Our secured term loan facilities, revolving credit facilities and bond agreements impose operating and financial restrictions on us and require us to maintain various financial ratios. These include requirements that we maintain specified maximum ratios of net debt to total capitalization, specified minimum levels of cash and cash equivalents (including undrawn lines of credit with maturities greater than 12 months), specified minimum ratios of consolidated earnings before interest, taxes, depreciation and amortization (consolidated EBITDA), to consolidated interest expense and specified minimum levels of collateral coverage. These facilities also include customary events of default related to cross-defaults to other indebtedness. Our compliance with such financial covenants is measured as of the end of each fiscal quarter. The failure to comply with such covenants would cause an event of default that could materially adversely affect our business, financial condition and operating results. Please read "Item 5—Operating and Financial Review and Prospects—B. Liquidity and Capital Resources—Financial Covenants in our 2018 Annual Report. As of June 30, 2019, we were in compliance with all covenants under the secured term loan facilities, revolving credit facilities and bond agreements.

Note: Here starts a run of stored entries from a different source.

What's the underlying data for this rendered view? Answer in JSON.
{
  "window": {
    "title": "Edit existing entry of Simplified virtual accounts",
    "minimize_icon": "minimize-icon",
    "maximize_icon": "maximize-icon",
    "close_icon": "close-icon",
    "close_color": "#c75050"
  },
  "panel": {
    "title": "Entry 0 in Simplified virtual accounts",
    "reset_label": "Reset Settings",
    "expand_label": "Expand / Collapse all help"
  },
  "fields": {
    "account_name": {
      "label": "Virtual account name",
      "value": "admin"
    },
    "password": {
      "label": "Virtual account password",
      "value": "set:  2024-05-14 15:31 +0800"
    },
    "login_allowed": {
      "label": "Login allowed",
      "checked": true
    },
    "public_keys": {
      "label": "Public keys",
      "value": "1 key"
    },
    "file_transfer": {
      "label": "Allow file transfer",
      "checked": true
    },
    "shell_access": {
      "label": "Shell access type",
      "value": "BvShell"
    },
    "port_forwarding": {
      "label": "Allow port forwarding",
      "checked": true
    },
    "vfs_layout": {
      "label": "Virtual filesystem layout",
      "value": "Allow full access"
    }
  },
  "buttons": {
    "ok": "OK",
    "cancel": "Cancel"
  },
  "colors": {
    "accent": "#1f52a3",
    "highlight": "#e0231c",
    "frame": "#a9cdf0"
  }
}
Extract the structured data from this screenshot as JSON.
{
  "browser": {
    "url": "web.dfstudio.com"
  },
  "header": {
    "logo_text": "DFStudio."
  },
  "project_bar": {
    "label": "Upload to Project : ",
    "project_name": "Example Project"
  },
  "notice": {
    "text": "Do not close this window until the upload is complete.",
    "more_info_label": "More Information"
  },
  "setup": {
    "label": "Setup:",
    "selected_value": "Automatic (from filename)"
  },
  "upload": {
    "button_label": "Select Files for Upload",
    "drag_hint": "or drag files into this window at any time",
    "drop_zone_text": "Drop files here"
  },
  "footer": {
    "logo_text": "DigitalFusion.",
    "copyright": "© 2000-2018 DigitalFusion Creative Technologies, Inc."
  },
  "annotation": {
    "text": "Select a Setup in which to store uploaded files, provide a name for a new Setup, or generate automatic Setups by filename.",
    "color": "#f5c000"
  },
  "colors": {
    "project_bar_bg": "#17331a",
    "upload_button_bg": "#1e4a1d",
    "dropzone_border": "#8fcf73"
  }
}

While we expect that we will be in compliance with all covenants under the secured term loan facilities, revolving credit facilities and bond agreements as of the end of the forthcoming quarters, we expect that our ratio of consolidated EBITDA to consolidated interest expense at the end of each such quarter will be substantially near the required minimum under our unsecured bond agreement. There can be no assurance that we will be in compliance with this covenant under the unsecured bond.
All forward-looking statements included in this press release are made only as of the date of this press release. New factors emerge from time to time, and it is not possible for us to predict all of these factors. Further, we cannot assess the impact of each such factor on our business or the extent to which any factor, or combination of factors, may cause actual results to be materially different from those contained in any forward-looking statement. We expressly disclaim any obligation to update or revise any of these forward-looking statements, whether because of future events, new information, a change in our views or expectations, or otherwise. We make no prediction or statement about the performance of our common stock.